Dalam konferensi pers yang digelar Kamis siang di Kantor Kejari Palembang, penyidik membeberkan fakta mengejutkan: dari 131 kegiatan pembangunan yang tercantum dalam laporan, hanya 37 yang benar-benar dikerjakan. Sebanyak 99 lainnya adalah proyek fiktif!
Tak hanya itu, penyedia material CV. Mapan Makmur Bersama diduga ikut bermain karena tidak menyediakan material sesuai kontrak.
139 Saksi Diperiksa, Fakta Demi Fakta Terkuak
Tim penyidik memeriksa 139 saksi, mulai dari ketua RT, lurah, pemilik toko bangunan, hingga pihak Dinas Perkimtan. Dua ahli pun dilibatkan: Ahli Konstruksi dan Ahli Keuangan Negara.
Hasil pemeriksaan lapangan semakin memperkuat dugaan bahwa proyek-proyek tersebut hanyalah laporan di atas kertas.
“Dari 131 kegiatan, mayoritas tidak ditemukan pekerjaan di lapangan. Bahkan beberapa titik sama sekali tidak ada aktivitas,” ungkap penyidik Kejari.
Kerugian Negara Fantastis: Rp1.68 Miliar
Dari hasil audit Ahli Keuangan Negara, potensi kerugian negara mencapai Rp1,68 Miliar angka fantastis yang langsung menyita perhatian publik.
Selain itu, penyidik menemukan aliran dana mencurigakan kepada AR selaku pengguna anggaran dan DT selaku Direktur CV. Mapan Makmur Bersama.
Mantan Kadis dan Direktur CV Ditahan
AR resmi ditetapkan sebagai tersangka berdasarkan Surat Penetapan TAP-7/L.6.10/Fd.2/12/2025 dan langsung dilakukan penahanan sesuai Surat Perintah Penahanan PRINT-penahanan 7873/L.6.10/Fd.2/12/2025.

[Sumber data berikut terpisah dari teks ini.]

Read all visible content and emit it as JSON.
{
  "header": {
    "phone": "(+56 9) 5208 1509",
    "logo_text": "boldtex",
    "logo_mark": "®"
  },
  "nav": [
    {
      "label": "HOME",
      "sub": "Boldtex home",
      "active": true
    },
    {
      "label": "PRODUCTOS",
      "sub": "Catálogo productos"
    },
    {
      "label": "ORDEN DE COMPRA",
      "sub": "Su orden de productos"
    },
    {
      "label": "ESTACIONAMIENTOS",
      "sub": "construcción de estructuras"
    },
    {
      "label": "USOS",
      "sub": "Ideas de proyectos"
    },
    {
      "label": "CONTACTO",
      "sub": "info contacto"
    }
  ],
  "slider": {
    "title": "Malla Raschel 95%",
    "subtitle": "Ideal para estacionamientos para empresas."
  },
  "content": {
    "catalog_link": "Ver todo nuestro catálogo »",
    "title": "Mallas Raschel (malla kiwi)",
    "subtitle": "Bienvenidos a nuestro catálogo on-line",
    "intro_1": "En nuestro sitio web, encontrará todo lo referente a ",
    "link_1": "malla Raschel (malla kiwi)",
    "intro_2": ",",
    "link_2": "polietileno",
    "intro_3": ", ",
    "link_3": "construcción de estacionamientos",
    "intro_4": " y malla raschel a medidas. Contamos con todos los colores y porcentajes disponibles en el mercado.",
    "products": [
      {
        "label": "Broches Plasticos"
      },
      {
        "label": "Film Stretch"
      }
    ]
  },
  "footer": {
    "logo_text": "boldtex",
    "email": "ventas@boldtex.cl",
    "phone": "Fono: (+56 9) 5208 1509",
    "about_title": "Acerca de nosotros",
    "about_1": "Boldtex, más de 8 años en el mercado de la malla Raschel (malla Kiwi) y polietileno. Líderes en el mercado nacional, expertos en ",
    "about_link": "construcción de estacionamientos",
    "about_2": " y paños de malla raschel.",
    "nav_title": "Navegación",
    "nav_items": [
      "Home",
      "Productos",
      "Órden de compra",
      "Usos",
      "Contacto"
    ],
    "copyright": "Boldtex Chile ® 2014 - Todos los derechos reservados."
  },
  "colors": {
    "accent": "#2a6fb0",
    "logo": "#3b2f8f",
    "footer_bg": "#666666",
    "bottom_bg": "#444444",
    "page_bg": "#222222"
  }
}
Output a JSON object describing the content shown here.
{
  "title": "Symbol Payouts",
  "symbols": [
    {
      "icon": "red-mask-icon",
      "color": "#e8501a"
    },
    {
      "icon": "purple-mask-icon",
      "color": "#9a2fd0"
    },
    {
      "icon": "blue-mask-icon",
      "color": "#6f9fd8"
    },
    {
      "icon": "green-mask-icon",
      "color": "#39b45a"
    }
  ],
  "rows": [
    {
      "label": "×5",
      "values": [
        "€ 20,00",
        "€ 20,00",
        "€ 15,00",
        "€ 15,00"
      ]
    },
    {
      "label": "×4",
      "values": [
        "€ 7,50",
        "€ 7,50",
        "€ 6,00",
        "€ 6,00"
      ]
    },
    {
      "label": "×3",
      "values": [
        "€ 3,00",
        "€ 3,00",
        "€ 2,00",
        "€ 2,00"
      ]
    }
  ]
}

Sementara itu, DT selaku Direktur CV juga ikut ditetapkan sebagai tersangka melalui TAP-B/L.6.10/Fd.2/12/2025 dan ditahan berdasarkan PRINT-7871/L.6.10/Fd.2/12/2025.
Kasus Ini Diprediksi Jadi Salah Satu Korupsi Terbesar di Sumsel
Dengan nilai kerugian negara yang menembus triliunan rupiah serta jumlah proyek fiktif yang mencapai hampir seratus titik, kasus ini berpotensi menjadi salah satu skandal korupsi terbesar sepanjang sejarah Palembang dan Sumatera Selatan.
Masyarakat pun ramai-ramai menyoroti kasus ini di media sosial, menuntut agar semua pihak yang terlibat ikut ditindak.